Lula mente com a cara de pau de um Pinóquio incorrigível. Na semana passada, quando confrontado com as evidências de propina dada a seu instituto, chegou ao limite de dizer que não participava da direção executiva da organização. Figurava somente como “presidente de honra”. Em outras palavras, deixou entender que o Instituto Lula não é propriedade dele, Lula. Saibam todos de antemão. O cacique do pau oco debocha de qualquer circunstância. Mesmo as mais constrangedoras a ele. Cria ao seu redor espetáculos deprimentes.

As passeatas recentes, organizadas durante as suas andanças pelos currais do Nordeste, reuniram meia dúzia de áulicos seguidores. Nada além. Situações anedóticas foram registradas. Tome-se, por exemplo, o comentário da presidente da agremiação petista e senadora, Gleisi Hoffman, ao tratar da devastadora paulada do antes festejado quadro partidário, Palocci. Ela alegou que o ex-ministro estava a serviço da CIA, agência de investigações americana. Patético, para dizer o mínimo. Os petistas perderam o senso de ridículo. Apegam-se a qualquer lorota em busca da única tábua de salvação que enxergam: a candidatura presidencial de Lula como saída para livrá-lo do xilindró.
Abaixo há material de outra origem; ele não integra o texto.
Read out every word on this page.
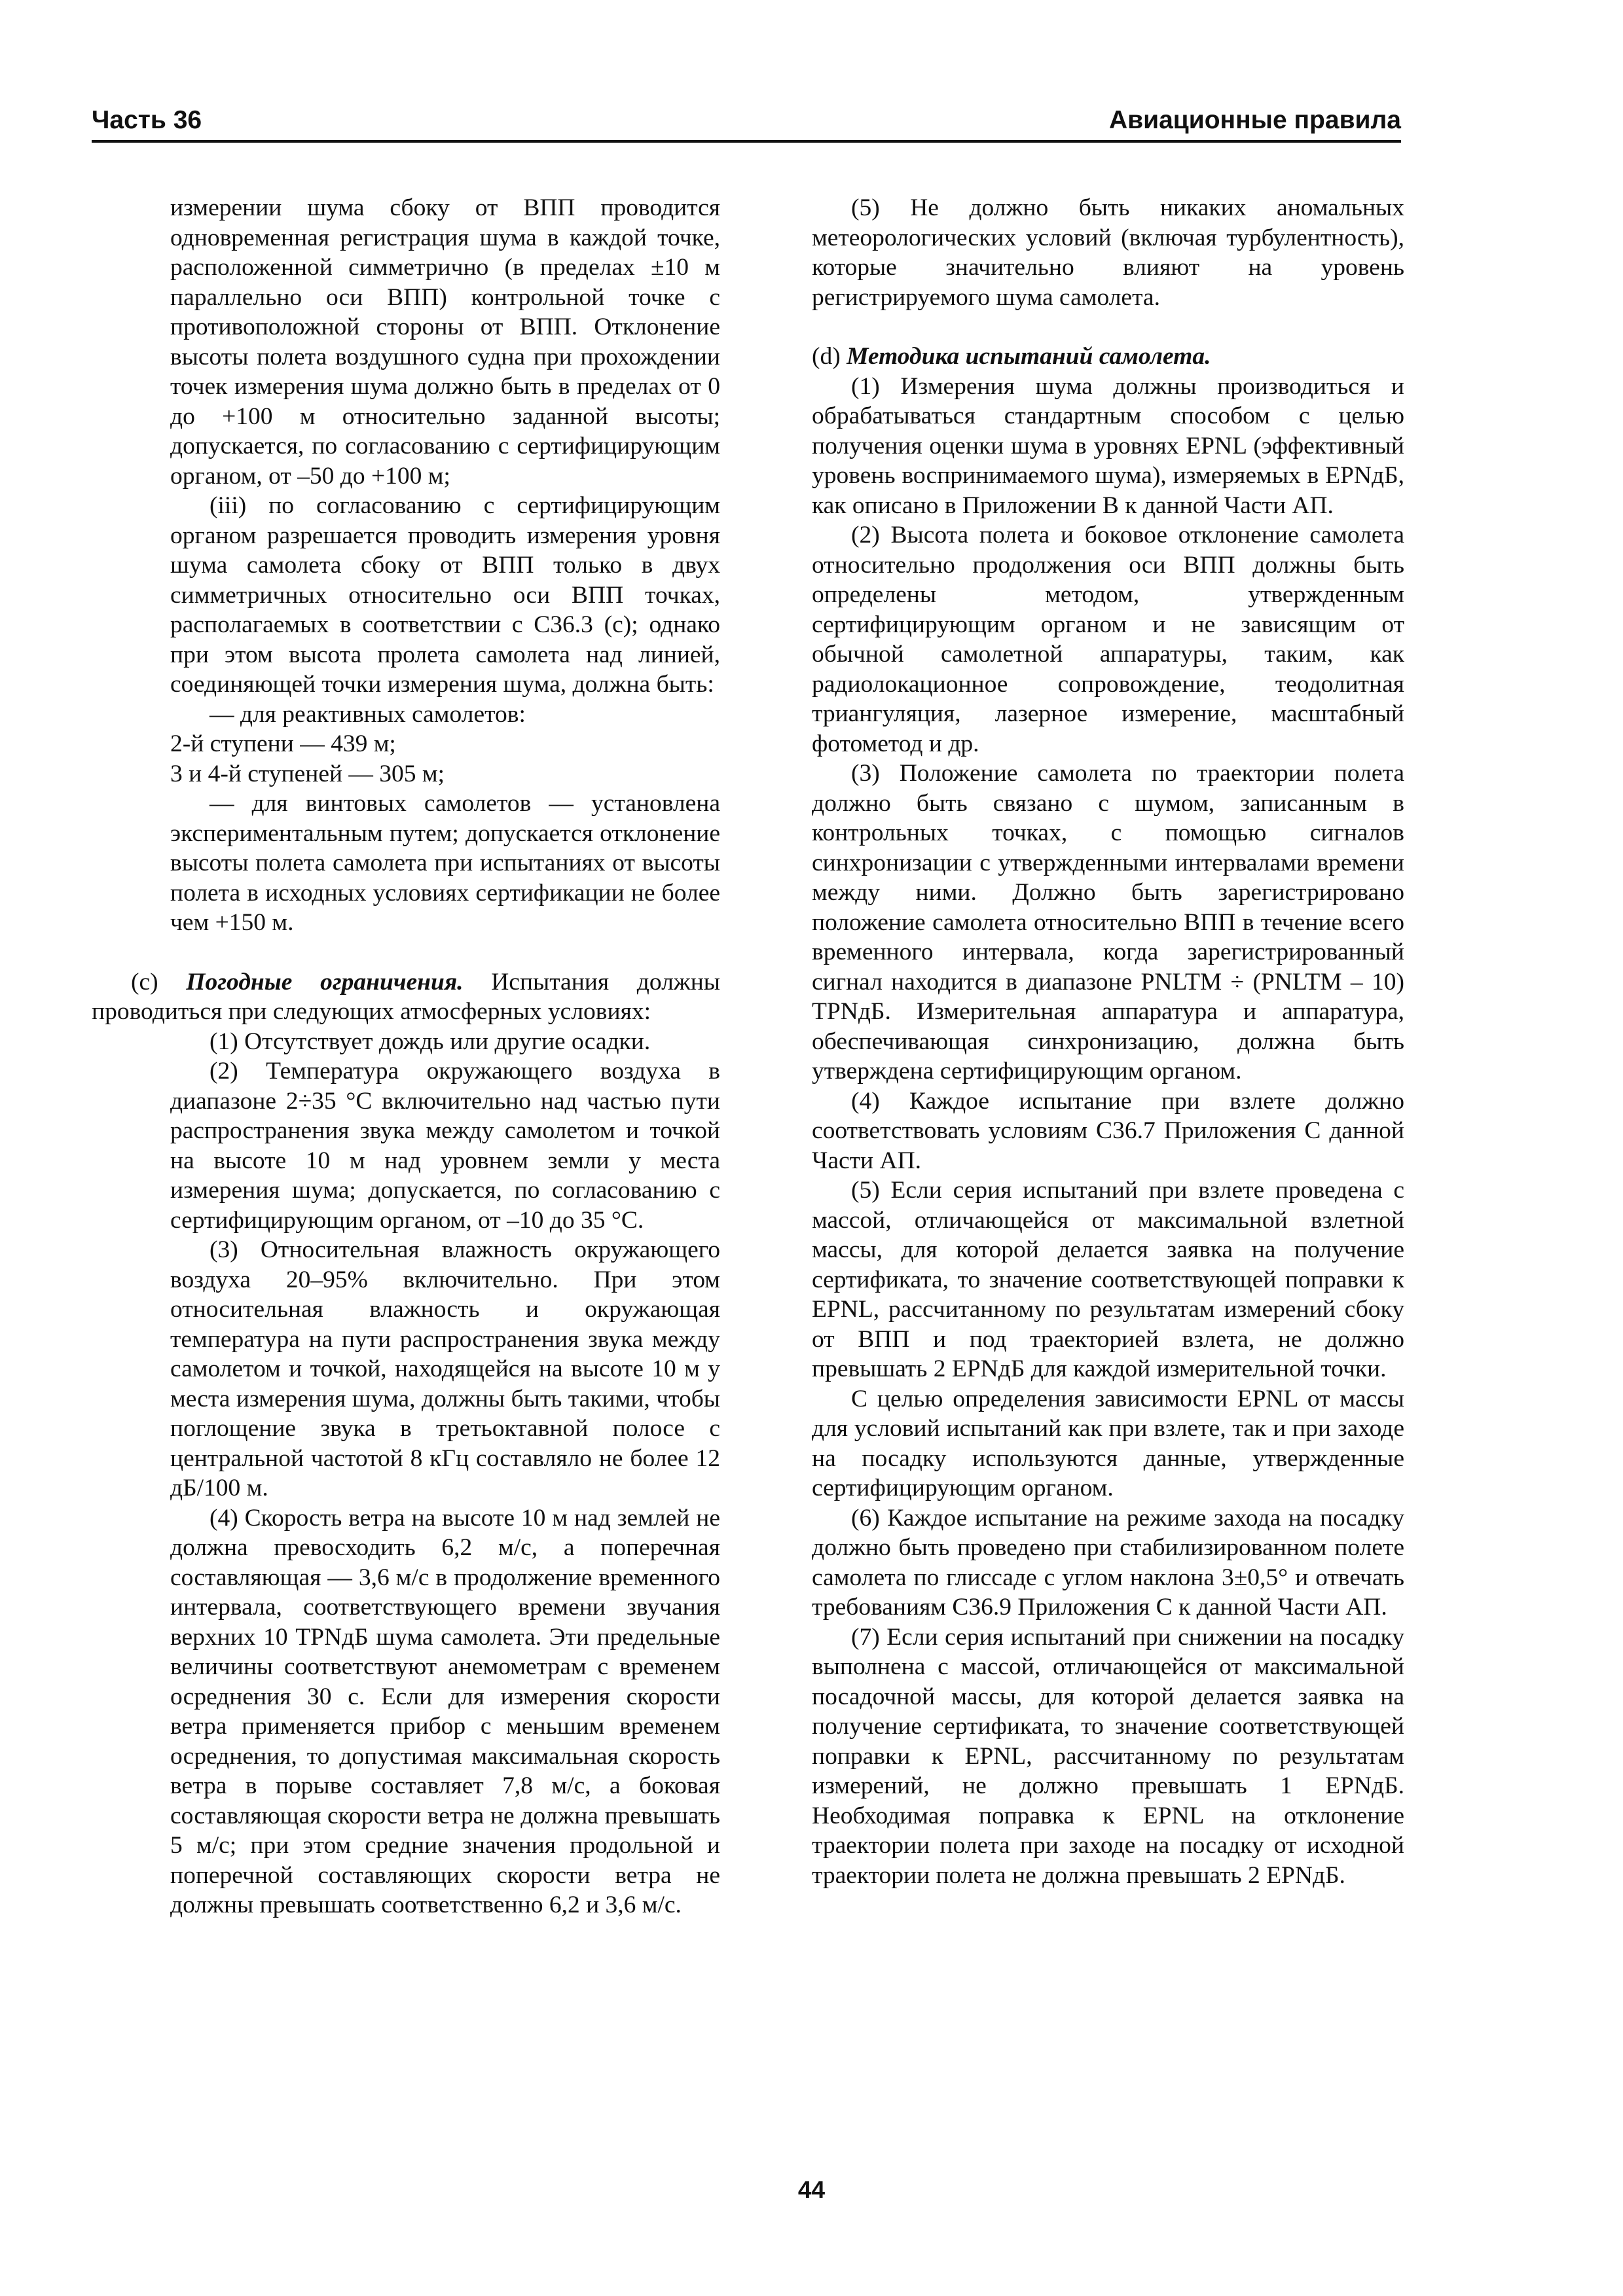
Часть 36	Авиационные правила

измерении шума сбоку от ВПП проводится одновременная регистрация шума в каждой точке, расположенной симметрично (в пределах ±10 м параллельно оси ВПП) контрольной точке с противоположной стороны от ВПП. Отклонение высоты полета воздушного судна при прохождении точек измерения шума должно быть в пределах от 0 до +100 м относительно заданной высоты; допускается, по согласованию с сертифицирующим органом, от –50 до +100 м;

(iii) по согласованию с сертифицирующим органом разрешается проводить измерения уровня шума самолета сбоку от ВПП только в двух симметричных относительно оси ВПП точках, располагаемых в соответствии с С36.3 (с); однако при этом высота пролета самолета над линией, соединяющей точки измерения шума, должна быть:

— для реактивных самолетов:

2-й ступени — 439 м;

3 и 4-й ступеней — 305 м;

— для винтовых самолетов — установлена экспериментальным путем; допускается отклонение высоты полета самолета при испытаниях от высоты полета в исходных условиях сертификации не более чем +150 м.

(с) Погодные ограничения. Испытания должны проводиться при следующих атмосферных условиях:

(1) Отсутствует дождь или другие осадки.

(2) Температура окружающего воздуха в диапазоне 2÷35 °С включительно над частью пути распространения звука между самолетом и точкой на высоте 10 м над уровнем земли у места измерения шума; допускается, по согласованию с сертифицирующим органом, от –10 до 35 °С.

(3) Относительная влажность окружающего воздуха 20–95% включительно. При этом относительная влажность и окружающая температура на пути распространения звука между самолетом и точкой, находящейся на высоте 10 м у места измерения шума, должны быть такими, чтобы поглощение звука в третьоктавной полосе с центральной частотой 8 кГц составляло не более 12 дБ/100 м.

(4) Скорость ветра на высоте 10 м над землей не должна превосходить 6,2 м/с, а поперечная составляющая — 3,6 м/с в продолжение временного интервала, соответствующего времени звучания верхних 10 ТРNдБ шума самолета. Эти предельные величины соответствуют анемометрам с временем осреднения 30 с. Если для измерения скорости ветра применяется прибор с меньшим временем осреднения, то допустимая максимальная скорость ветра в порыве составляет 7,8 м/с, а боковая составляющая скорости ветра не должна превышать 5 м/с; при этом средние значения продольной и поперечной составляющих скорости ветра не должны превышать соответственно 6,2 и 3,6 м/с.

(5) Не должно быть никаких аномальных метеорологических условий (включая турбулентность), которые значительно влияют на уровень регистрируемого шума самолета.

(d) Методика испытаний самолета.

(1) Измерения шума должны производиться и обрабатываться стандартным способом с целью получения оценки шума в уровнях EPNL (эффективный уровень воспринимаемого шума), измеряемых в EPNдБ, как описано в Приложении В к данной Части АП.

(2) Высота полета и боковое отклонение самолета относительно продолжения оси ВПП должны быть определены методом, утвержденным сертифицирующим органом и не зависящим от обычной самолетной аппаратуры, таким, как радиолокационное сопровождение, теодолитная триангуляция, лазерное измерение, масштабный фотометод и др.

(3) Положение самолета по траектории полета должно быть связано с шумом, записанным в контрольных точках, с помощью сигналов синхронизации с утвержденными интервалами времени между ними. Должно быть зарегистрировано положение самолета относительно ВПП в течение всего временного интервала, когда зарегистрированный сигнал находится в диапазоне PNLTM ÷ (PNLTM – 10) TPNдБ. Измерительная аппаратура и аппаратура, обеспечивающая синхронизацию, должна быть утверждена сертифицирующим органом.

(4) Каждое испытание при взлете должно соответствовать условиям С36.7 Приложения С данной Части АП.

(5) Если серия испытаний при взлете проведена с массой, отличающейся от максимальной взлетной массы, для которой делается заявка на получение сертификата, то значение соответствующей поправки к EPNL, рассчитанному по результатам измерений сбоку от ВПП и под траекторией взлета, не должно превышать 2 EPNдБ для каждой измерительной точки.

С целью определения зависимости EPNL от массы для условий испытаний как при взлете, так и при заходе на посадку используются данные, утвержденные сертифицирующим органом.

(6) Каждое испытание на режиме захода на посадку должно быть проведено при стабилизированном полете самолета по глиссаде с углом наклона 3±0,5° и отвечать требованиям С36.9 Приложения С к данной Части АП.

(7) Если серия испытаний при снижении на посадку выполнена с массой, отличающейся от максимальной посадочной массы, для которой делается заявка на получение сертификата, то значение соответствующей поправки к EPNL, рассчитанному по результатам измерений, не должно превышать 1 EPNдБ. Необходимая поправка к EPNL на отклонение траектории полета при заходе на посадку от исходной траектории полета не должна превышать 2 EPNдБ.

44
Lula quer travestir-se de candidato e dessa maneira fugir da condição de investigado. Seria deveras inacreditável a situação de uma chapa a presidente encabeçada por um dos mais encalacrados malfeitores políticos de que se tem notícia, o “chefe da quadrilha”, como denominam procuradores federais. Imagine, caro leitor, o bizarro contexto desse personagem concorrendo, repleto de processos, condenações em vias de segunda instância, provas de corrupção em profusão (quatro discos rígidos referentes a pagamentos clandestinos na Suécia em seu nome também acabam de ser entregues à PF) e novas falácias em campanha?

Mais grave: na eventualidade de sair vencedor das urnas, Lula teria de apresentar-se ao Planalto com a sua ficha corrida que, entre outras razões a impedi-lo de tomar posse, esbarra diretamente na Constituição. Em um dos artigos está prevista a proibição a qualquer brasileiro de assumir a presidência da República tendo pendências com a Justiça. Surrealismo além da conta. É aconselhável acreditar no bom senso dos senhores magistrados para evitar tamanha patacoada. Lula, pela ordem natural das coisas, já está fora da corrida a Brasília – a não ser que escolha a Papuda.

O próprio partido estuda alternativas. Quanto ao faroleiro-mor dos contos da carochinha, nada mais restará que o cumprimento de penas por tantos desvios que colecionou.